Now, of course, searching is ubiquitous. You can't even not do it, since most browsers will throw you into a search engine when you type in an invalid Web address (URL) into your browser. And the world not only searches, but searches for health information. The two major periodic surveys of health information searching show that 80% of Internet users have searched for health information for themselves, their family, or their friends [2, 3].
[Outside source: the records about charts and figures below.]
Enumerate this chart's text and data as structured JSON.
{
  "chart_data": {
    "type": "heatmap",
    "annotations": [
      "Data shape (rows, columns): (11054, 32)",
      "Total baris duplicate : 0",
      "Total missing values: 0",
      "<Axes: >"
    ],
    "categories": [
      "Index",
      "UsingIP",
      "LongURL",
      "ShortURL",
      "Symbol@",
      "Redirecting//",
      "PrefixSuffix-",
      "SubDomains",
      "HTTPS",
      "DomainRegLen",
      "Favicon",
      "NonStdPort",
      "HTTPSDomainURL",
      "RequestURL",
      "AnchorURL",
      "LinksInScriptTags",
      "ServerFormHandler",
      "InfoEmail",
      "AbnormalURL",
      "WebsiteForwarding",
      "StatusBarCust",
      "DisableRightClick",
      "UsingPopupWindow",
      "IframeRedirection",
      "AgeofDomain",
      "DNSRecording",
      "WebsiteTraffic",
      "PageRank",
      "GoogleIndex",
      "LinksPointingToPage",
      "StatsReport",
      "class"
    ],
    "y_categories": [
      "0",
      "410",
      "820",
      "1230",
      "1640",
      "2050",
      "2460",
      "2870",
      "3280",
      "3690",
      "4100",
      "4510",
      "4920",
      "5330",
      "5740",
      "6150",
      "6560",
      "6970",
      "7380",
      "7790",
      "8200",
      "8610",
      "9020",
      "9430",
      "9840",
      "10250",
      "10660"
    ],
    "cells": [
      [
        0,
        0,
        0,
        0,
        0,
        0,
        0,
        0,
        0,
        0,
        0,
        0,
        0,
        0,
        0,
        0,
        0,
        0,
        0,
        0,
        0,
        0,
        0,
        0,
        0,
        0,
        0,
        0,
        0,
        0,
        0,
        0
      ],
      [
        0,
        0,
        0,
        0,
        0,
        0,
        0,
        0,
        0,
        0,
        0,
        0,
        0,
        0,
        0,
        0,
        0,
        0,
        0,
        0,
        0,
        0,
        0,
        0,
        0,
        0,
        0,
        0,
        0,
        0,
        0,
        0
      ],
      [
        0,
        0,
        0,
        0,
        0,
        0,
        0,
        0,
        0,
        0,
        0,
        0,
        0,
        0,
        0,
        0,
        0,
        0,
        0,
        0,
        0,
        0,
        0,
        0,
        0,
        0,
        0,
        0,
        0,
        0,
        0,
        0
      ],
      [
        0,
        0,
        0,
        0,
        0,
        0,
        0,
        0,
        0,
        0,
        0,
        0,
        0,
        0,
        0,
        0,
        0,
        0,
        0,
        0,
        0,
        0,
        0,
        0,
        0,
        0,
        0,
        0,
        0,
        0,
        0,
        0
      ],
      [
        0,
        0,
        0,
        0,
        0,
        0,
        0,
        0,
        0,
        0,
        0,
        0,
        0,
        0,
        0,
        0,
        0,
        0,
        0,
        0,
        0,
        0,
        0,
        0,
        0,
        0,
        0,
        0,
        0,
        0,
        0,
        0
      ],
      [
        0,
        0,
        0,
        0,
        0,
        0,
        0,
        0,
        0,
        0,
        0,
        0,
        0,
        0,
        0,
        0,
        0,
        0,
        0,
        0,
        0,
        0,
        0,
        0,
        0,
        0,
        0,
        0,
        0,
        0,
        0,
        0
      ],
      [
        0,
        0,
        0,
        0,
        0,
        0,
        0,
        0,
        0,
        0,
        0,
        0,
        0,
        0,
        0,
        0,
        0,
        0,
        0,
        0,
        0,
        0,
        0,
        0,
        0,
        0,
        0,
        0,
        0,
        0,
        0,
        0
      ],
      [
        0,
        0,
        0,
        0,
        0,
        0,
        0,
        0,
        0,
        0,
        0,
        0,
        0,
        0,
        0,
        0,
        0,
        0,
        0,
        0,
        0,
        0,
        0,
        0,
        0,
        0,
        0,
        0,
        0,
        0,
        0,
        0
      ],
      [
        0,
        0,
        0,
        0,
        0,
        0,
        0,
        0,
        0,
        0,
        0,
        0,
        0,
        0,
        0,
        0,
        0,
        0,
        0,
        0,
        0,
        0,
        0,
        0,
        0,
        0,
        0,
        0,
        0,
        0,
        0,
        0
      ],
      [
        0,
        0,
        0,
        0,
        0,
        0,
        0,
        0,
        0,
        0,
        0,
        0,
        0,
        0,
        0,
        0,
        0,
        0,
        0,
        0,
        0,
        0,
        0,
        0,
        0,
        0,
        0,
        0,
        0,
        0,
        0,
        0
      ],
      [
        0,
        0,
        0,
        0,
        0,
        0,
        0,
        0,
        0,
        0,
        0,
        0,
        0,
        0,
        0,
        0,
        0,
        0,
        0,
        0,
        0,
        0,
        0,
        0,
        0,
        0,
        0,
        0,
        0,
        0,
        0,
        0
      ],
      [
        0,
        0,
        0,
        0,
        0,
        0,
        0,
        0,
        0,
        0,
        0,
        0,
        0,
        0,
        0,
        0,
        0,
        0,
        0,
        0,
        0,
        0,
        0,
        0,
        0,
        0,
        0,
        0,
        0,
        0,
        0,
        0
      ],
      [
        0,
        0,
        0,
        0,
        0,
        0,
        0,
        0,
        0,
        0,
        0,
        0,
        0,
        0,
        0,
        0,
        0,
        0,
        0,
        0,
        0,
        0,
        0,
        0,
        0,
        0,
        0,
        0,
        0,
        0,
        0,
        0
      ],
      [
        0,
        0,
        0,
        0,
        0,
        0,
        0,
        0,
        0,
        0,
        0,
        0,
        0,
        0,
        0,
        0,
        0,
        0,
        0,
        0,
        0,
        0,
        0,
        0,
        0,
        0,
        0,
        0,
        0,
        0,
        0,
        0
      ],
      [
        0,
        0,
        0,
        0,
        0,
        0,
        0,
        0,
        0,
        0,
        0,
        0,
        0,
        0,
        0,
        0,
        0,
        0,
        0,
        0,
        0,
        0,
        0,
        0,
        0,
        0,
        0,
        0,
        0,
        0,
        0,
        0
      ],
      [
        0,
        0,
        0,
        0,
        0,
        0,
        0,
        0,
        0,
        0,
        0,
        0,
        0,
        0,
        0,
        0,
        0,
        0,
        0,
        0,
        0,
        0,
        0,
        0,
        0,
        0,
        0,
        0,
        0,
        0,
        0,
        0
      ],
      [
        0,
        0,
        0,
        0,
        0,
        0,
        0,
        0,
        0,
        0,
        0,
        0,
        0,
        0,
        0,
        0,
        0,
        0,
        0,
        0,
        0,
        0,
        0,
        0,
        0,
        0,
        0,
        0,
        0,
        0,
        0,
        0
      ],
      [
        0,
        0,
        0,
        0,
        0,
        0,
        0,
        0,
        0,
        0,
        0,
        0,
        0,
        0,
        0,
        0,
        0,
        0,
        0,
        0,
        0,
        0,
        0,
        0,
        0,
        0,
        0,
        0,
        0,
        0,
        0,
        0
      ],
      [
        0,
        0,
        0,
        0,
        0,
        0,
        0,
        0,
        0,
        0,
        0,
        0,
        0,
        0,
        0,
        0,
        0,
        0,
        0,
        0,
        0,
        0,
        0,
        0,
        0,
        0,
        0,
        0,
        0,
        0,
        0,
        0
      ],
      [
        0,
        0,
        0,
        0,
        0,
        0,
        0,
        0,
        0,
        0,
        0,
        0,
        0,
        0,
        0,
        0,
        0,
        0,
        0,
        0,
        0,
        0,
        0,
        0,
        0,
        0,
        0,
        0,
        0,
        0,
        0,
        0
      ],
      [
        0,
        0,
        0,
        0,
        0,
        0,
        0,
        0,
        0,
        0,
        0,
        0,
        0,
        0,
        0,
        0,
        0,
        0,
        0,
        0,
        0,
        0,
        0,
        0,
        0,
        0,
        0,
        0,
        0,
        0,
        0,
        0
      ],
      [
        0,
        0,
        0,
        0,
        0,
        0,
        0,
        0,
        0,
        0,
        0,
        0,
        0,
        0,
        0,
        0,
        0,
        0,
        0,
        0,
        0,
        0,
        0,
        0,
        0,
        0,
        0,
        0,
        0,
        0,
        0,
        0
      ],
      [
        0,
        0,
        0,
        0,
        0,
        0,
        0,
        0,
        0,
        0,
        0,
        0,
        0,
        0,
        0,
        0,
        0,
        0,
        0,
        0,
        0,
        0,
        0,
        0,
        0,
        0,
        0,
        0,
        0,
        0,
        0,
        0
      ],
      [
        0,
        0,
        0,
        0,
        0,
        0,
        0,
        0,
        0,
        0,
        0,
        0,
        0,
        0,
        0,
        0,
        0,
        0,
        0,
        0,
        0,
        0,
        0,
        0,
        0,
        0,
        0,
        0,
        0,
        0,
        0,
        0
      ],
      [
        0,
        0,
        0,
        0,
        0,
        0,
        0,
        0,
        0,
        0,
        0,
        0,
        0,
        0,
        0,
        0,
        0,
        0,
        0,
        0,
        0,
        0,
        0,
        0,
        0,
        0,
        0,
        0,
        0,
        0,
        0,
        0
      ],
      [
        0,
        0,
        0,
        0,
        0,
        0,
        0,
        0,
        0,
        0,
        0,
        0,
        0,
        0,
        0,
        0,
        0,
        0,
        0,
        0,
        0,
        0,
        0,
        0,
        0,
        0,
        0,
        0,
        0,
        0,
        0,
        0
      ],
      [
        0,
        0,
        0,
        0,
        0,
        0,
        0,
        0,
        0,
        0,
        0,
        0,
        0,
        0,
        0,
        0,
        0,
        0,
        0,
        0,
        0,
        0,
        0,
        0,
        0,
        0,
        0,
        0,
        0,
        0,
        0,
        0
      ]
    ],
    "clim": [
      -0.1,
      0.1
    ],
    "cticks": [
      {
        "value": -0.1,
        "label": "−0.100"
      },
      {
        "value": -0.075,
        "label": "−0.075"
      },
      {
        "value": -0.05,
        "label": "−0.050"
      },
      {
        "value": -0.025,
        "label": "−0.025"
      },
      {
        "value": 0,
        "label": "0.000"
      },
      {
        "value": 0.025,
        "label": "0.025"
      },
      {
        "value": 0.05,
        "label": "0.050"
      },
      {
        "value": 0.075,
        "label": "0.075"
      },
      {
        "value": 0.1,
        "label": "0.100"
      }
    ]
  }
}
Of course, like many areas of informatics, while use of systems is ubiquitous, not all of the problems of systems are solved. Indeed, a few years ago I wrote a short piece on this topic [4]. As wonderful as today's search systems are, we still have many areas for improvement. In that paper, I identified four areas where grand challenges remained:
  • Content - getting diverse users to the right information for the right task
  • Indexing - developing better metadata to get searchers to that proper content
  • Linkage - allowing navigation across multiple resources, even those of different publishing entities
  • Access - making access as open as possible but still being protective of intellectual property
Just as I could not fathom the World Wide Web in the 1980s, I wonder as I write this in 2011 what the world of search and on-line knowledge access will be a decade or two from now.


Hersh, W. (2009). Information Retrieval: A Health and Biomedical Perspective (3rd Edition). New York, NY. Springer.
Fox, S. (2011). Health topics. Washington, DC, Pew Internet & American Life Project.
Taylor, H. (2010). "Cyberchondriacs" on the Rise? Those who go online for healthcare information continues to increase. Rochester, NY, Harris Interactive.
4. Hersh, W. (2008). Ubiquitous but unfinished: grand challenges for information retrieval. Health Information and Libraries Journal, 25(Suppl 1): 90-93.


  1. Sounds like a great segue into your perspective of what a Universal Exchange Language might look like. Can you do some speculation? Are you talking about what the future might look like to your students?

  2. Tom, you are referring to the PCAST report, for which I have provided my thoughts in another post (

    The PCAST universal exchange language (UEL) refers to a granular method for representing clinical data. The field of IR (search) has historically focused on what I call "knowledge-based information," which I distinguish from "patient-based information." The former focuses on the knowledge (science) base of health and biomedicine, whereas the latter represents information about patients.

    Of course, moving forward, the distinction between the two may become less distinct, especially as the "learning healthcare system" takes hold.

    I do cover some aspects of clinical/patient data in my course, especially the natural language processing (NLP) aspects, which I also covered in a post here (

    I do agree that these issues are important going forward, though the UEL concept needs a lot more work before it can be operationalized, as the ONC HIT Policy Committee agrees.